1256 Por isso, queremos encarar a situação da dignidade da pessoa humana e da promoção da justiça em nossa realidade latino-americana, refletindo sobre a mesma à luz de nossa fé e dos princípios fundados na própria natureza humana, para encontrar critérios e serviços que nortearão nossa ação pastoral, hoje e no futuro próximo.

4.2. Situação

Em nível nacional

Recordamos alguns pontos que já foram considerados em outras partes deste documento:

1257 O homem latino-americano sobrevive numa situação social que contradiz sua condição de habitante dum Continente majoritariamente cristão; são evidentes as contradições existentes entre estruturas sociais injustas e as exigências do Evangelho.

1258 Muitas são as causas desta situação de injustiça, mas à raiz de todas elas encontra-se o pecado, tanto em seu aspecto pessoal como nas próprias estruturas.
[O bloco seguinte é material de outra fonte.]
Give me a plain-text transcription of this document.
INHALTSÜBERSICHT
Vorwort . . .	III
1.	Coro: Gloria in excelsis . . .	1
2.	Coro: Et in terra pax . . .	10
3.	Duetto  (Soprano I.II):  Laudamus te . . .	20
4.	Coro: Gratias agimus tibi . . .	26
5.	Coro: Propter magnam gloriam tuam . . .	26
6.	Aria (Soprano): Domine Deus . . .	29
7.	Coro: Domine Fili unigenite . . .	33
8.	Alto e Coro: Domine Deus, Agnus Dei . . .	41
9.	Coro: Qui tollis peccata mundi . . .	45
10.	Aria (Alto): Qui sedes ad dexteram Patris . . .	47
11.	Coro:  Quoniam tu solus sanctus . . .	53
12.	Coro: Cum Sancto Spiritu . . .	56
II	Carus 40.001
1259 Verificamos com profundo pesar que se agravou a situação violenta que se pode chamar institucionalizada (subversiva e repressiva), na qual a dignidade humana é violada até em seus direitos mais fundamentais.

1260 Precisamos assinalar de maneira especial que, depois dos anos cinqüenta, e não obstante as realizações obtidas, têm fracassada as amplas esperanças do desenvolvimento e aumentado a marginalização de grande parte da sociedade e a exploração dos pobres.

1261 A falta de realização da pessoa humana em seus direitos fundamentais tem início antes mesmo do nascimento do homem, pelo incentivo de evitar a concepção e também de interrompê-la por meio do aborto; prossegue com a desnutrição infantil, o abandono prematuro, a carência de assistência médica, de educação e moradia, que propiciam uma desordem constante, na qual não se pode estranhar a proliferação da criminalidade, da prostituição, do alcoolismo e da toxicomania.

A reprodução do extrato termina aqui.